I updated my script to look like this:
$acl = Get-Acl -Path "c:\perms"
$acl.SetAccessRuleProtection($true,$false)
$acl.Access | ForEach-Object { $acl.RemoveAccessRule($_) | Out-Null }
$ace = New-Object System.Security.Accesscontrol.FileSystemAccessRule ("user", "FullControl", "ContainerInherit,ObjectInherit", "InheritOnly", "Allow")
$acl.AddAccessRule($ace)
Set-Acl -Path "c:\perms" -AclObject $acl
If I want to add multiple $ace, is it just a matter of declaring $ace2, $ace3 and then calling $acl.AddAccessRule($ace2), $acl.AddAccessRule($ace3).
回答1:
Use SetAccessRuleProtection() to disable inheritance and remove inherited ACEs:
$acl.SetAccessRuleProtection($true, $false)

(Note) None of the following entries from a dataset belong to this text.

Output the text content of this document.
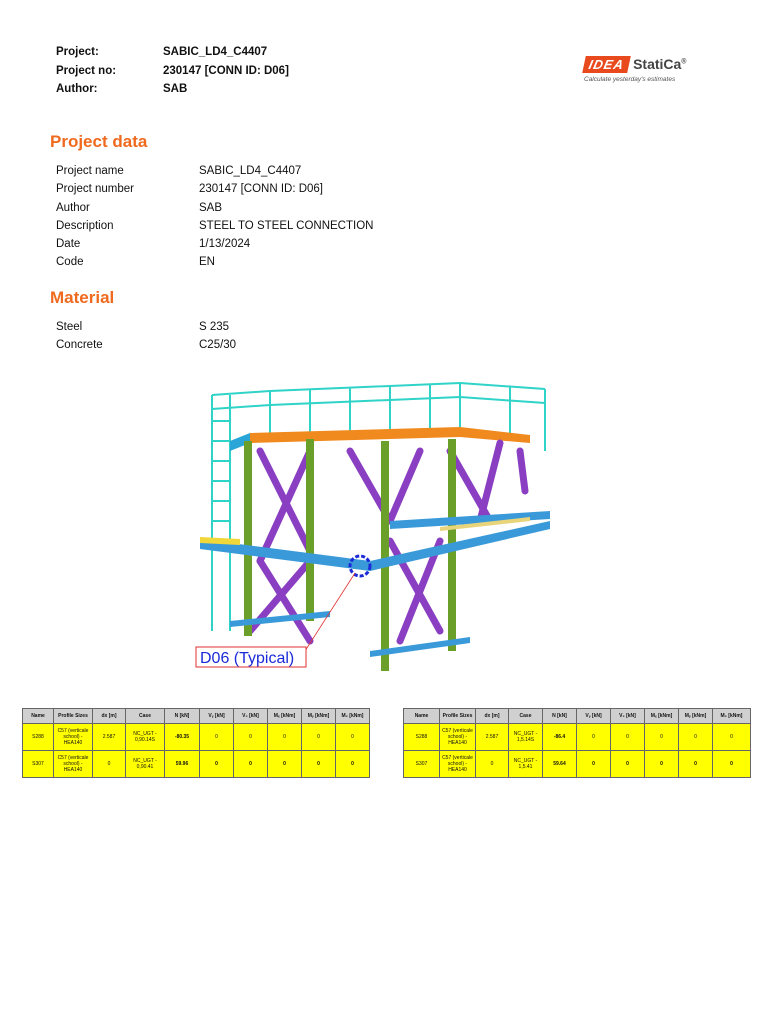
Project:	SABIC_LD4_C4407
Project no:	230147 [CONN ID: D06]
Author:	SAB
IDEA StatiCa®
Calculate yesterday's estimates
Project data
Project name	SABIC_LD4_C4407
Project number	230147 [CONN ID: D06]
Author	SAB
Description	STEEL TO STEEL CONNECTION
Date	1/13/2024
Code	EN
Material
Steel	S 235
Concrete	C25/30
D06 (Typical)
Name	Profile Sizes	dx [m]	Case	N [kN]	Vᵧ [kN]	V₂ [kN]	Mₓ [kNm]	Mᵧ [kNm]	M₂ [kNm]
S288	C57 (verticale school) - HEA140	2.587	NC_UGT - 0,90.14S	-80.35	0	0	0	0	0
S307	C57 (verticale school) - HEA140	0	NC_UGT - 0,90.41	59.96	0	0	0	0	0
Name	Profile Sizes	dx [m]	Case	N [kN]	Vᵧ [kN]	V₂ [kN]	Mₓ [kNm]	Mᵧ [kNm]	M₂ [kNm]
S288	C57 (verticale school) - HEA140	2.587	NC_UGT - 1,5.14S	-86.4	0	0	0	0	0
S307	C57 (verticale school) - HEA140	0	NC_UGT - 1,5.41	59.64	0	0	0	0	0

Use RemoveAccessRule() to remove existing (non-inherited) ACEs:
$acl.Access | ForEach-Object { $acl.RemoveAccessRule($_) | Out-Null }
Use AddAccessRule() to add new ACEs:
$ace = New-Object Security.AccessControl.FileSystemAccessRule "user", ...
$acl.AddAccessRule($ace)
...
Do this only for the topmost folder. Leave inheritance enabled everywhere below, so your changes are propagated automatically.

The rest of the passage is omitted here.